In the 12th century, King Suryavarman II of the Khmer Empire began work on a 500-acre (200 hectare) temple in the capital city of Angkor, in what is now Cambodia. The complex was built to honor the Hindu god Vishnu, but 14th-century leaders converted the site into a Buddhist temple.

Archaeologist knew that the rock came from quarries at the base of a mountain nearby, but wondered how the sandstone bricks used to build Angkor Wat reached the site. Previously people thought the stones were ferried to Tonle Sap Lake via canal, and then rowed against the current through another river to the temples, Uchida told LiveScience.

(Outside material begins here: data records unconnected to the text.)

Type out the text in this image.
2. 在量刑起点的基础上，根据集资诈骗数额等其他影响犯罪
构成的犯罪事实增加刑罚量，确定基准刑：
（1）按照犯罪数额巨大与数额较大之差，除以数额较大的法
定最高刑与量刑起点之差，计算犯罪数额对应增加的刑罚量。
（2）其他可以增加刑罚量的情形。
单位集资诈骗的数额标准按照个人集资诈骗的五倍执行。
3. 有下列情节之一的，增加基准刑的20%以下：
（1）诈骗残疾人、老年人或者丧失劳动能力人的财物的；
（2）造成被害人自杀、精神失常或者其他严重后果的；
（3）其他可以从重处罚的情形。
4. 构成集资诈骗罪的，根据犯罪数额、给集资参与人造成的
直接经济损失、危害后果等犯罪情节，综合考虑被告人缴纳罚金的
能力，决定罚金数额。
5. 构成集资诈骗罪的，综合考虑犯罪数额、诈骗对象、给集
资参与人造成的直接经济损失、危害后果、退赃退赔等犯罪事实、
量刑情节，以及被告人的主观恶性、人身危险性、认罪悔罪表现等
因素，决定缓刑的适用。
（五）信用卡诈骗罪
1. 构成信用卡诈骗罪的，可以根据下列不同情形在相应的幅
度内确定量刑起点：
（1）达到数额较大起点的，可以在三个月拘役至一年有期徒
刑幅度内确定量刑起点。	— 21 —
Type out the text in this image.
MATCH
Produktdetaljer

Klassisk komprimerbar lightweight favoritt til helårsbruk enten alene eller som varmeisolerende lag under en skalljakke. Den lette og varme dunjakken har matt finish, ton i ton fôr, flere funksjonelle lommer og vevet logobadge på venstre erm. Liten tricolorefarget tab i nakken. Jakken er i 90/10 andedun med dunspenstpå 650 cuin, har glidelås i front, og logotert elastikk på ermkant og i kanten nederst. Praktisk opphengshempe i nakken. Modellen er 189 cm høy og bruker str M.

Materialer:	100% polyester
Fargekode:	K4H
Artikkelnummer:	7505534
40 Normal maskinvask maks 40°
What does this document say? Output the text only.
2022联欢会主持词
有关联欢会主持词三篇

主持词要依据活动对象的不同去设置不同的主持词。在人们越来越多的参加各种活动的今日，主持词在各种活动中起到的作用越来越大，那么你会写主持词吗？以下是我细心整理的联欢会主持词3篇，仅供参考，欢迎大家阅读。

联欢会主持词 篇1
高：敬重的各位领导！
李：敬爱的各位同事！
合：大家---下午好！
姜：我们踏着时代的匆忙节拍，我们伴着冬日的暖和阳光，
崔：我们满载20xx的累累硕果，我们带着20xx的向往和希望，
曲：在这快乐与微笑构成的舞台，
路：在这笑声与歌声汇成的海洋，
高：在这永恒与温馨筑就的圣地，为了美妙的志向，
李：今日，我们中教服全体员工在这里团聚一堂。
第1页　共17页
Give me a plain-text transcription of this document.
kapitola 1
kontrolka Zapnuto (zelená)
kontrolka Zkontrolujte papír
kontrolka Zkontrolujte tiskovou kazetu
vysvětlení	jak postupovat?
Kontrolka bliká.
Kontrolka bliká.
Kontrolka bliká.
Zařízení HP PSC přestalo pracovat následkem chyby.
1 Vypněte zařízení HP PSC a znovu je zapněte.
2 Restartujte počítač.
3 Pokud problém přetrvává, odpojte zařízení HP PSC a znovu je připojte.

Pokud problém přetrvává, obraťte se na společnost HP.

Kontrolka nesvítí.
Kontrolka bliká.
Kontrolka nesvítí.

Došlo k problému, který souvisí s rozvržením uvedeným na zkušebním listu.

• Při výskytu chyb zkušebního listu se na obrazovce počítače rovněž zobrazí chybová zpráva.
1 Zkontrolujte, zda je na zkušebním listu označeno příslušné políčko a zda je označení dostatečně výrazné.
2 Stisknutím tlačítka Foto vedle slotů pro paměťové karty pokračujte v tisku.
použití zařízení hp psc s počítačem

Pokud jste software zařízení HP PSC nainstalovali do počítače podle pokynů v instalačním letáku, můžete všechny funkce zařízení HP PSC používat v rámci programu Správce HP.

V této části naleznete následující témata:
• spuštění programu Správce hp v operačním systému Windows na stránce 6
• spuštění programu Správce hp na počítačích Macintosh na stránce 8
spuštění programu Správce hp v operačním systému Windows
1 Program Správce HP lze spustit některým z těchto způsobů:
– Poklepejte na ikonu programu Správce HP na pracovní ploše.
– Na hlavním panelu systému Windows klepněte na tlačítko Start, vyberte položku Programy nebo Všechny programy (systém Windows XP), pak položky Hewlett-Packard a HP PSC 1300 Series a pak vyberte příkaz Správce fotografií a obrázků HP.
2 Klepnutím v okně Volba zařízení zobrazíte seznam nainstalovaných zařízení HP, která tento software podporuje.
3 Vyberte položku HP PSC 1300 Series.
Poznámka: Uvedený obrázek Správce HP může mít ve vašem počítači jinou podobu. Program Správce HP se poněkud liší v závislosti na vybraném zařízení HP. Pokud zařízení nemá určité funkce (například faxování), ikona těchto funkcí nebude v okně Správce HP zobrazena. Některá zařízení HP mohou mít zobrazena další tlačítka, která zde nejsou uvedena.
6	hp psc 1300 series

To see whether this was the case, Uchida's team surveyed the area and found 50 quarries along an embankment at the base of Mt. Kulen. They also scoured satellite images of the area and found a network of hundreds of canalsand roads linking the quarries to the temple site. The distance between the quarries and the site along the route Uchida's team found was only 22 miles (37 kilometers), compared with the 54 miles (90 km) the river route would have taken.

The grid of canals suggests the ancient builders took a shortcut when constructing the temple, which may explain how the imposing complex was built in just a few decades.